You move sixteen tons, and what do you get?
Another day older, and deeper in debt.


For one man to physically carry sixteen tons of coal out of a coal mine in a day requires not only exceptional physical strength, but a single-minded work ethic. Sixteen tons. Thirty-two thousand pounds. One-hundred-and-sixty individual episodes of carving a two-hundred pound block of coal out of the wall of a tunnel deep enough underground to stack an average city skyscraper, and then lugging that block up to the surface of the world -- ten times every hour for sixteen straight hours.

The song, "Sixteen Tons," communicates the essence of this life, the plight of the American coal miner. Country crooner Merle Travis recorded the song in 1946, the resonating timbre of his voice embedding in it the tales told him by his coal miner father, from whom the line -- "Another day older, and deeper in debt" -- is claimed to have come.
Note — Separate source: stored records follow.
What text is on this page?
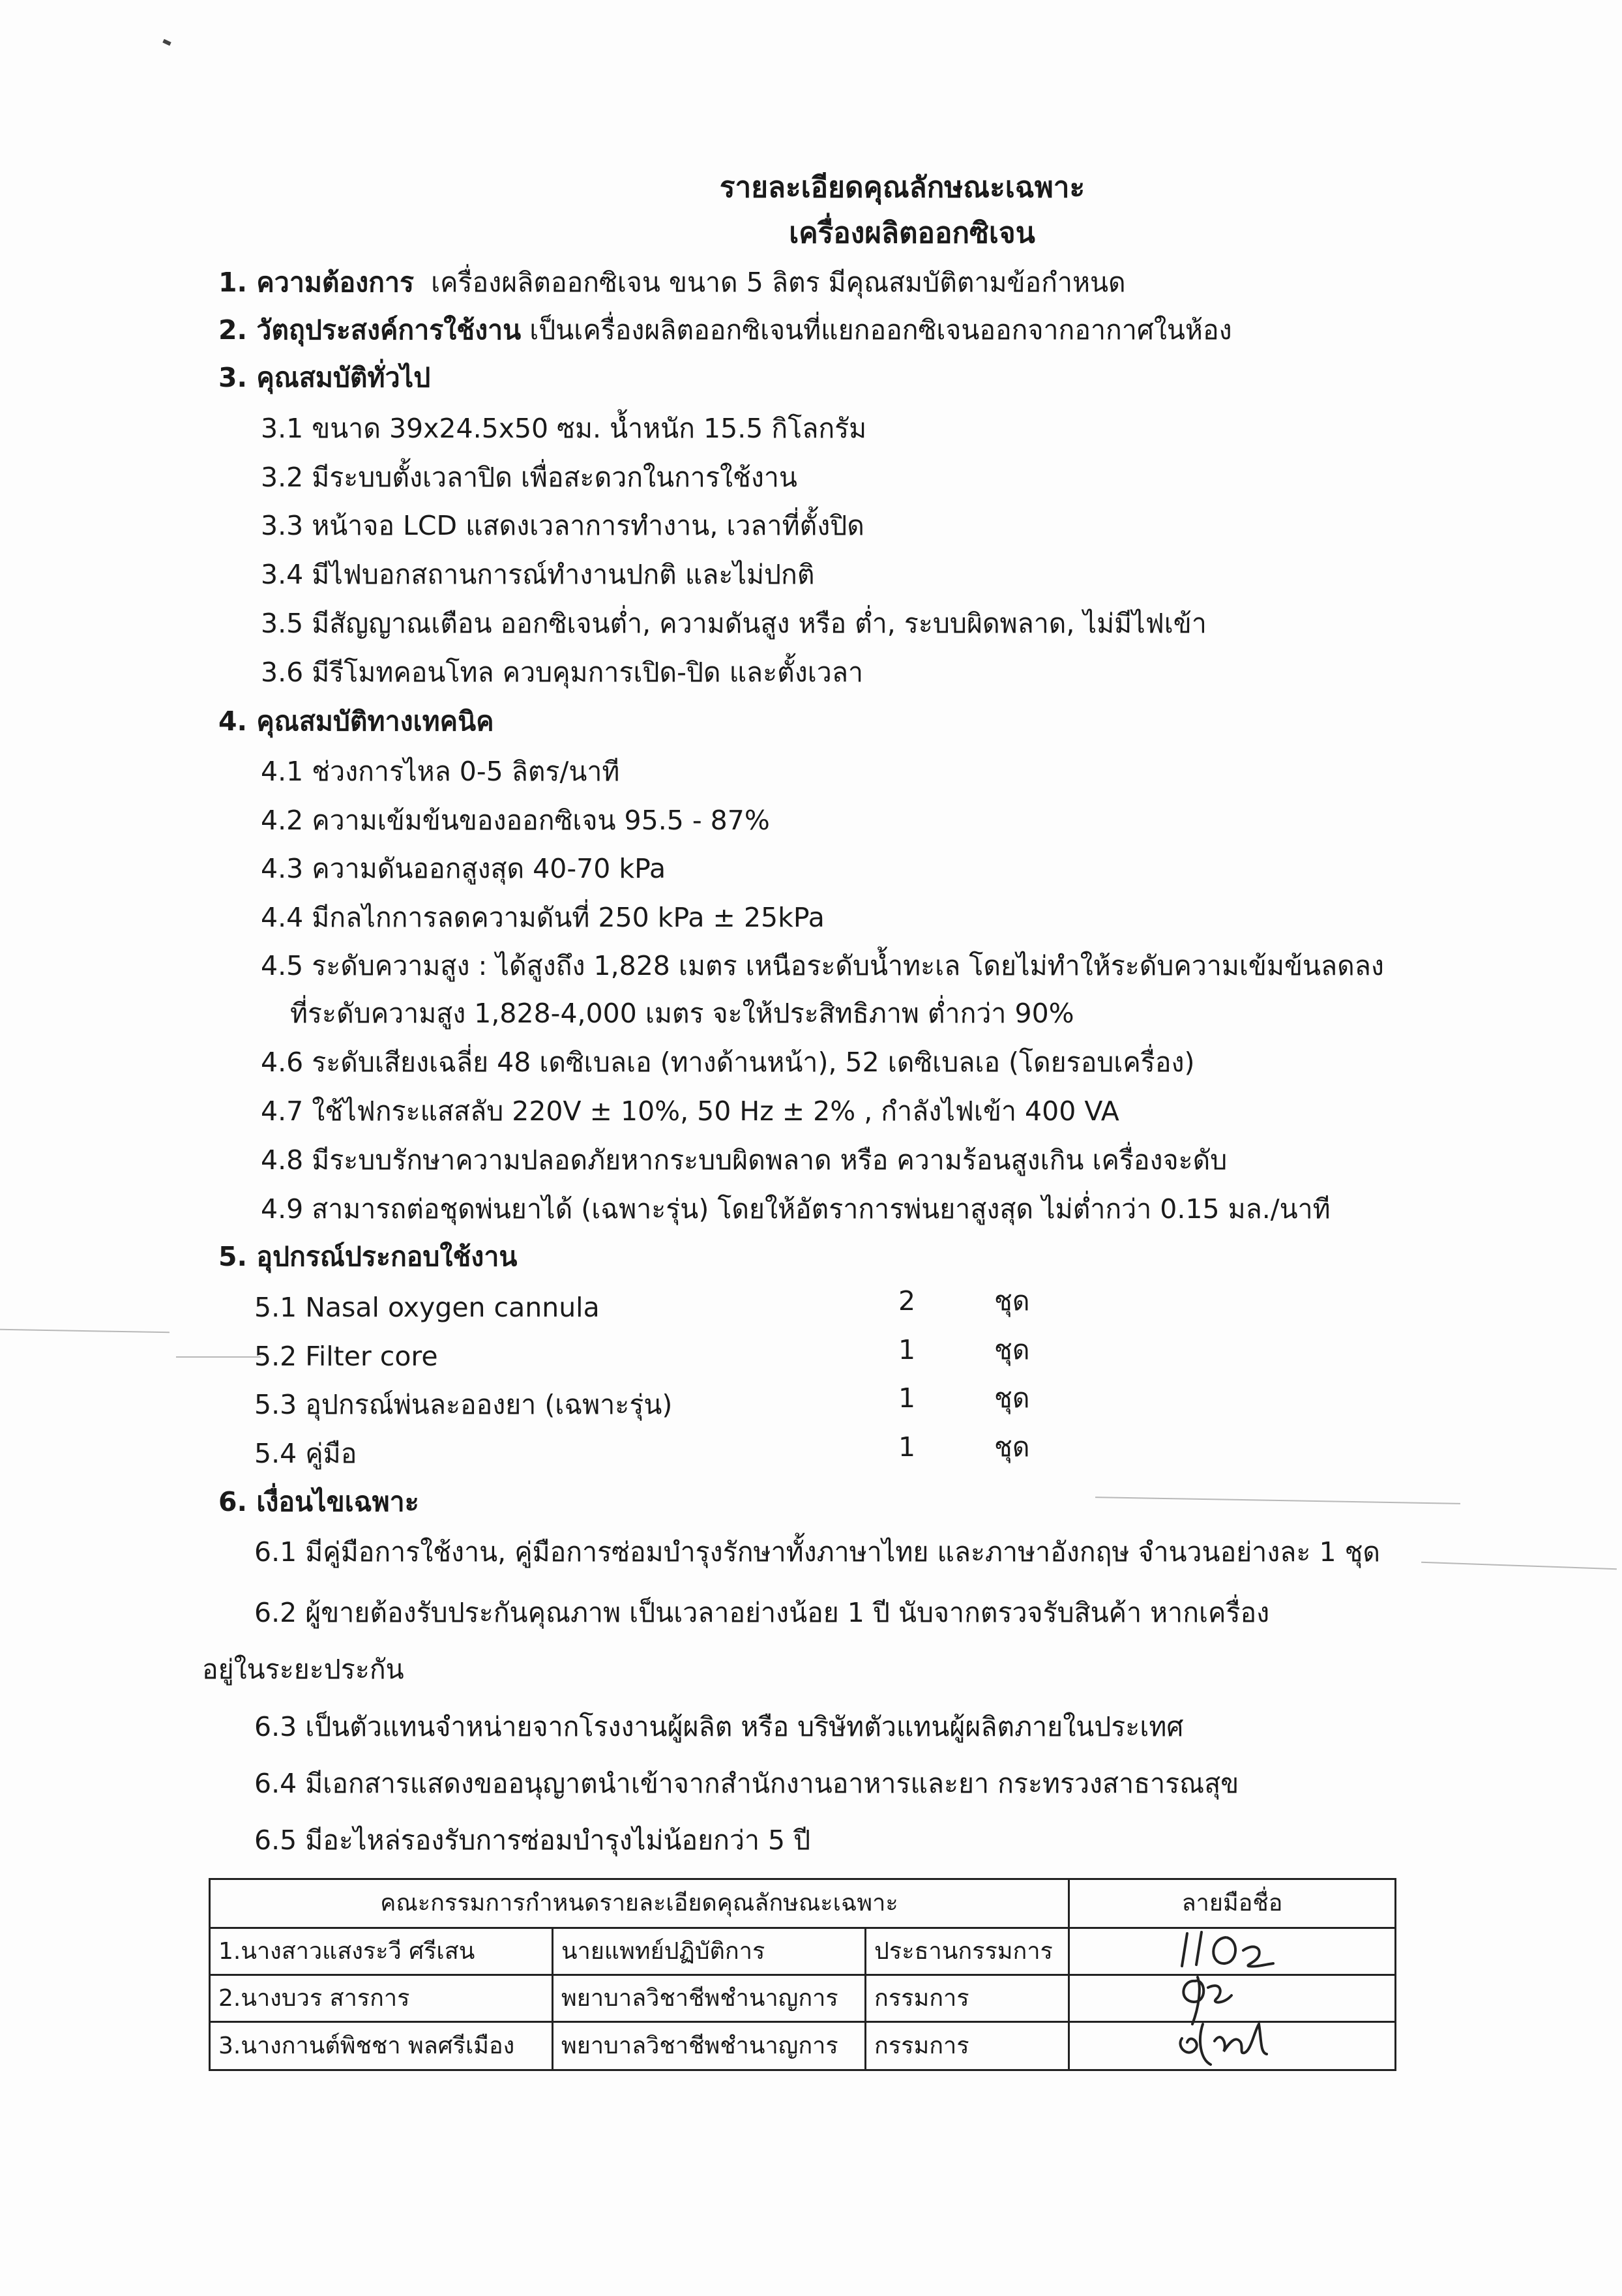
รายละเอียดคุณลักษณะเฉพาะ
เครื่องผลิตออกซิเจน
1. ความต้องการ เครื่องผลิตออกซิเจน ขนาด 5 ลิตร มีคุณสมบัติตามข้อกำหนด
2. วัตถุประสงค์การใช้งาน เป็นเครื่องผลิตออกซิเจนที่แยกออกซิเจนออกจากอากาศในห้อง
3. คุณสมบัติทั่วไป
3.1 ขนาด 39x24.5x50 ซม. น้ำหนัก 15.5 กิโลกรัม
3.2 มีระบบตั้งเวลาปิด เพื่อสะดวกในการใช้งาน
3.3 หน้าจอ LCD แสดงเวลาการทำงาน, เวลาที่ตั้งปิด
3.4 มีไฟบอกสถานการณ์ทำงานปกติ และไม่ปกติ
3.5 มีสัญญาณเตือน ออกซิเจนต่ำ, ความดันสูง หรือ ต่ำ, ระบบผิดพลาด, ไม่มีไฟเข้า
3.6 มีรีโมทคอนโทล ควบคุมการเปิด-ปิด และตั้งเวลา
4. คุณสมบัติทางเทคนิค
4.1 ช่วงการไหล 0-5 ลิตร/นาที
4.2 ความเข้มข้นของออกซิเจน 95.5 - 87%
4.3 ความดันออกสูงสุด 40-70 kPa
4.4 มีกลไกการลดความดันที่ 250 kPa ± 25kPa
4.5 ระดับความสูง : ได้สูงถึง 1,828 เมตร เหนือระดับน้ำทะเล โดยไม่ทำให้ระดับความเข้มข้นลดลง
ที่ระดับความสูง 1,828-4,000 เมตร จะให้ประสิทธิภาพ ต่ำกว่า 90%
4.6 ระดับเสียงเฉลี่ย 48 เดซิเบลเอ (ทางด้านหน้า), 52 เดซิเบลเอ (โดยรอบเครื่อง)
4.7 ใช้ไฟกระแสสลับ 220V ± 10%, 50 Hz ± 2% , กำลังไฟเข้า 400 VA
4.8 มีระบบรักษาความปลอดภัยหากระบบผิดพลาด หรือ ความร้อนสูงเกิน เครื่องจะดับ
4.9 สามารถต่อชุดพ่นยาได้ (เฉพาะรุ่น) โดยให้อัตราการพ่นยาสูงสุด ไม่ต่ำกว่า 0.15 มล./นาที
5. อุปกรณ์ประกอบใช้งาน
5.1 Nasal oxygen cannula	2	ชุด
5.2 Filter core	1	ชุด
5.3 อุปกรณ์พ่นละอองยา (เฉพาะรุ่น)	1	ชุด
5.4 คู่มือ	1	ชุด
6. เงื่อนไขเฉพาะ
6.1 มีคู่มือการใช้งาน, คู่มือการซ่อมบำรุงรักษาทั้งภาษาไทย และภาษาอังกฤษ จำนวนอย่างละ 1 ชุด
6.2 ผู้ขายต้องรับประกันคุณภาพ เป็นเวลาอย่างน้อย 1 ปี นับจากตรวจรับสินค้า หากเครื่อง
อยู่ในระยะประกัน
6.3 เป็นตัวแทนจำหน่ายจากโรงงานผู้ผลิต หรือ บริษัทตัวแทนผู้ผลิตภายในประเทศ
6.4 มีเอกสารแสดงขออนุญาตนำเข้าจากสำนักงานอาหารและยา กระทรวงสาธารณสุข
6.5 มีอะไหล่รองรับการซ่อมบำรุงไม่น้อยกว่า 5 ปี
คณะกรรมการกำหนดรายละเอียดคุณลักษณะเฉพาะ	ลายมือชื่อ
1.นางสาวแสงระวี ศรีเสน	นายแพทย์ปฏิบัติการ	ประธานกรรมการ
2.นางบวร สารการ	พยาบาลวิชาชีพชำนาญการ	กรรมการ
3.นางกานต์พิชชา พลศรีเมือง	พยาบาลวิชาชีพชำนาญการ	กรรมการ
Perhaps the most poignant lyric of the song is one which famously takes the measure of man:

Some people say a man is made outta' mud
A poor man's made outta muscle and blood.
Muscle and blood and skin and bones.
A mind that's a-weak and a back that's strong.
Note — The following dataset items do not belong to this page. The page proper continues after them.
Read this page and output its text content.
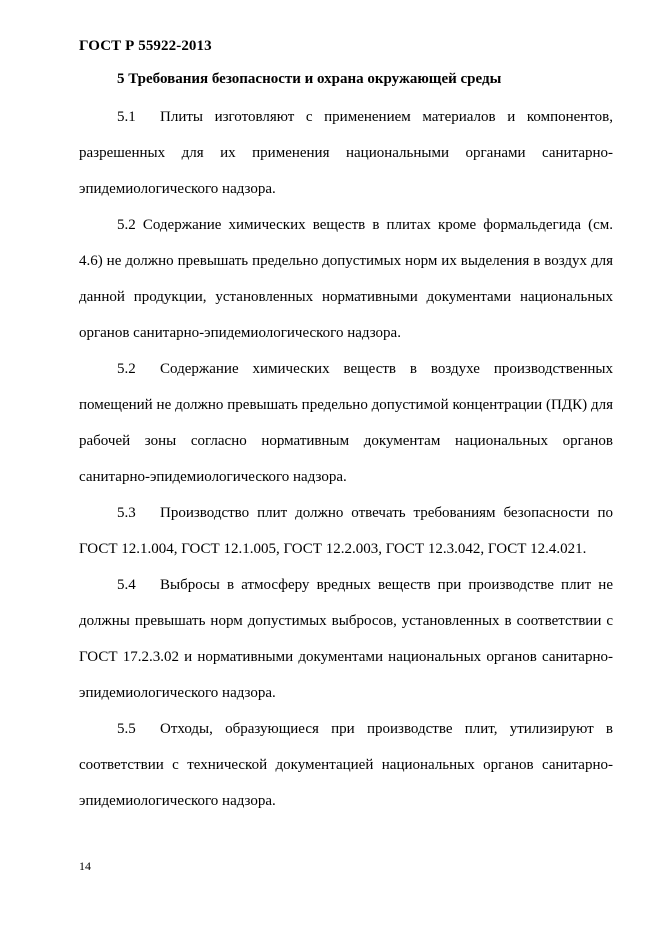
ГОСТ Р 55922-2013
5 Требования безопасности и охрана окружающей среды

5.1 Плиты изготовляют с применением материалов и компонентов, разрешенных для их применения национальными органами санитарно-эпидемиологического надзора.

5.2 Содержание химических веществ в плитах кроме формальдегида (см. 4.6) не должно превышать предельно допустимых норм их выделения в воздух для данной продукции, установленных нормативными документами национальных органов санитарно-эпидемиологического надзора.

5.2 Содержание химических веществ в воздухе производственных помещений не должно превышать предельно допустимой концентрации (ПДК) для рабочей зоны согласно нормативным документам национальных органов санитарно-эпидемиологического надзора.

5.3 Производство плит должно отвечать требованиям безопасности по ГОСТ 12.1.004, ГОСТ 12.1.005, ГОСТ 12.2.003, ГОСТ 12.3.042, ГОСТ 12.4.021.

5.4 Выбросы в атмосферу вредных веществ при производстве плит не должны превышать норм допустимых выбросов, установленных в соответствии с ГОСТ 17.2.3.02 и нормативными документами национальных органов санитарно-эпидемиологического надзора.

5.5 Отходы, образующиеся при производстве плит, утилизируют в соответствии с технической документацией национальных органов санитарно-эпидемиологического надзора.

14
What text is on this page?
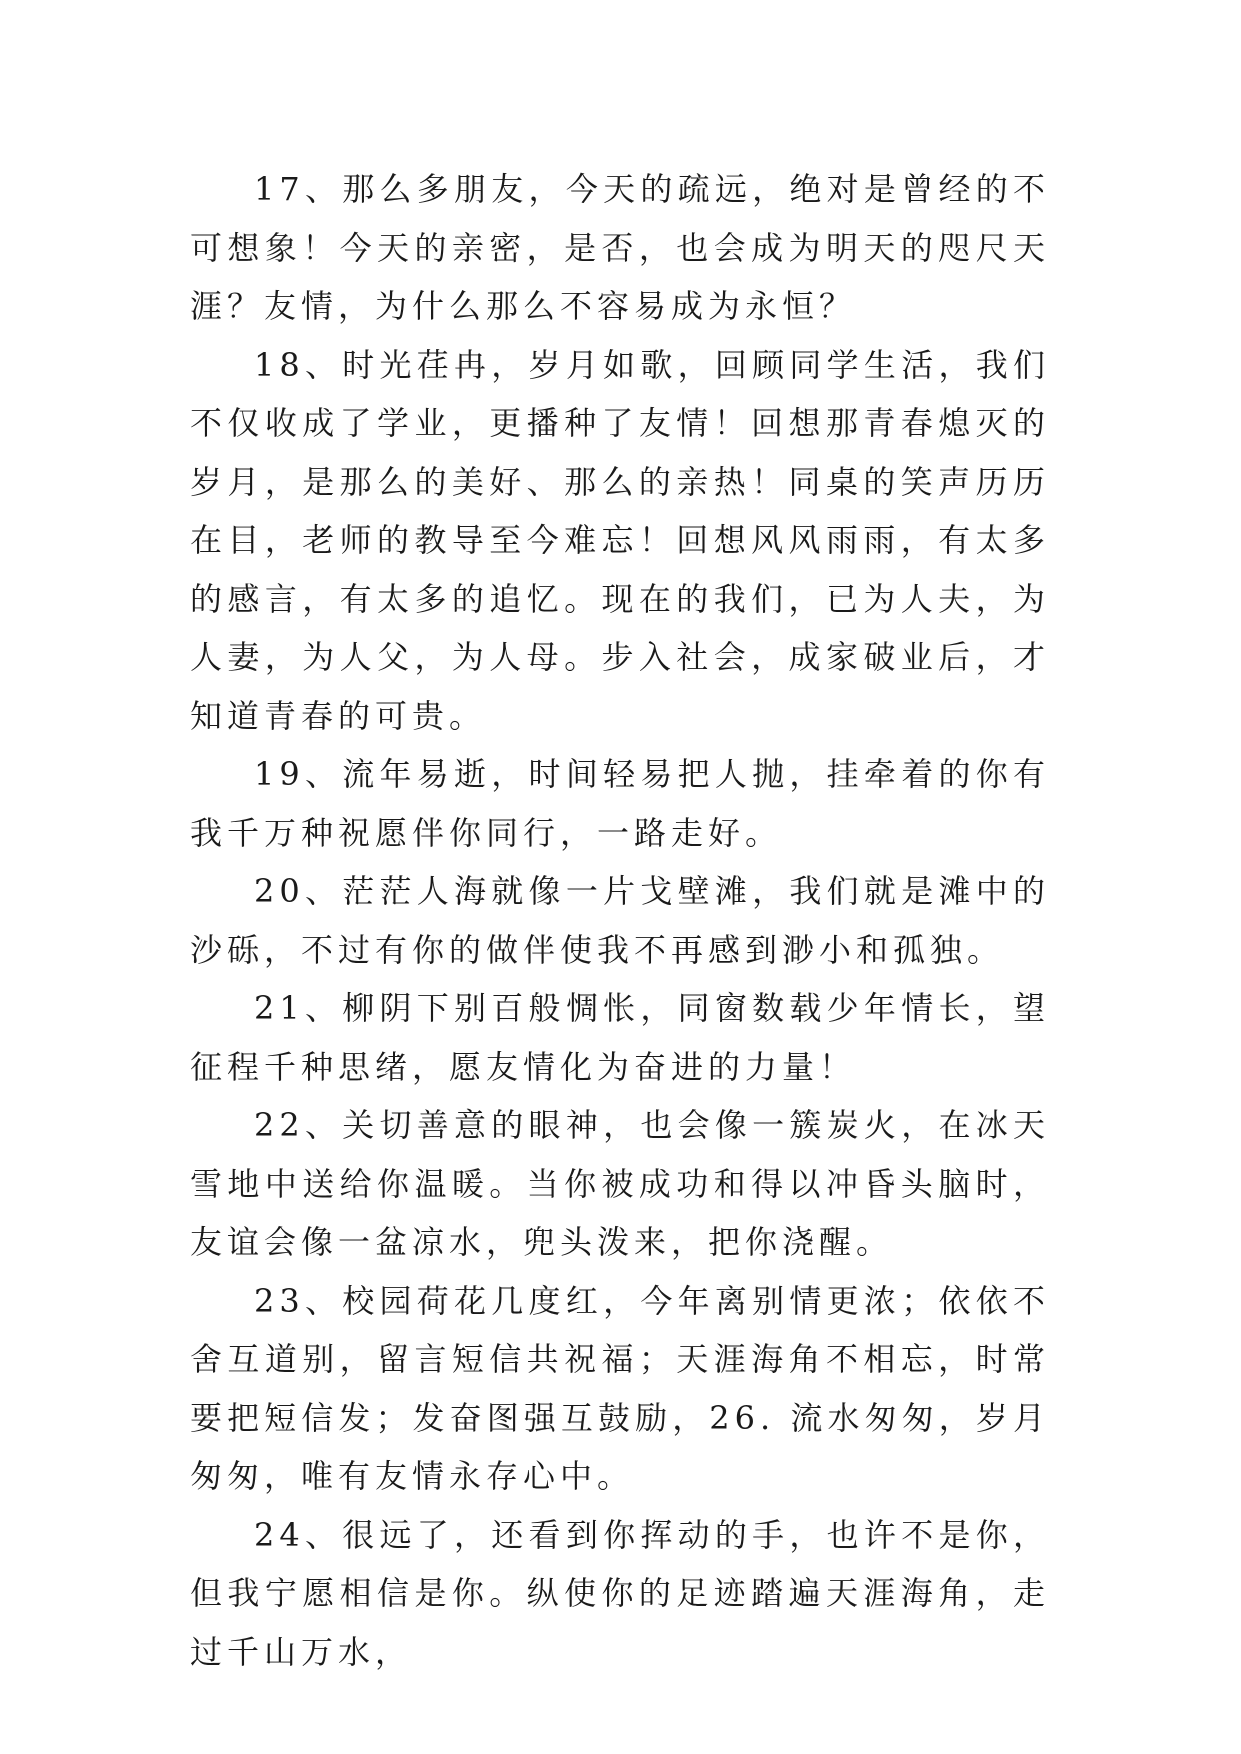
17、那么多朋友，今天的疏远，绝对是曾经的不可想象！今天的亲密，是否，也会成为明天的咫尺天涯？友情，为什么那么不容易成为永恒？

18、时光荏冉，岁月如歌，回顾同学生活，我们不仅收成了学业，更播种了友情！回想那青春熄灭的岁月，是那么的美好、那么的亲热！同桌的笑声历历在目，老师的教导至今难忘！回想风风雨雨，有太多的感言，有太多的追忆。现在的我们，已为人夫，为人妻，为人父，为人母。步入社会，成家破业后，才知道青春的可贵。

19、流年易逝，时间轻易把人抛，挂牵着的你有我千万种祝愿伴你同行，一路走好。

20、茫茫人海就像一片戈壁滩，我们就是滩中的沙砾，不过有你的做伴使我不再感到渺小和孤独。

21、柳阴下别百般惆怅，同窗数载少年情长，望征程千种思绪，愿友情化为奋进的力量！

22、关切善意的眼神，也会像一簇炭火，在冰天雪地中送给你温暖。当你被成功和得以冲昏头脑时，友谊会像一盆凉水，兜头泼来，把你浇醒。

23、校园荷花几度红，今年离别情更浓；依依不舍互道别，留言短信共祝福；天涯海角不相忘，时常要把短信发；发奋图强互鼓励，26. 流水匆匆，岁月匆匆，唯有友情永存心中。

24、很远了，还看到你挥动的手，也许不是你，但我宁愿相信是你。纵使你的足迹踏遍天涯海角，走过千山万水，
Another line in the song -- "I owe my soul to the company store" -- alludes to the invidious system whereby workers were required to live in company housing (to which rent was owed) and buy goods, including their own mining equipment, from the company store (often on credit extended in advance) -- but could never quite collect wages enough to pay the debt thereafter owed to the company. The conditions were in many instances akin to slavery, because contracts bound the worker to the land, prohibiting him from leaving without company permission while the debt remained pending (as it always did), with company 'security men' standing by to prevent the workers from fleeing the job. This system often led to violence, and it was ultimately violence which overcame it. One might imagine striking workers marching outside the mines with placards, but the real scene was more often one of pitched battles between striking men and company security men, with every underhanded tactic in the book vigorously pressed by both sides.

Naturally, the sort of work which once engendered such strife is modernly accomplished largely by machinery. Oh, men still mine, and in poor and unhealthful conditions, but only in places where it is obnoxious to use machinery, and those places are dwindling. And with the advent of modern technology, hauling sixteen tons in a single day is no longer so impressive of a feat.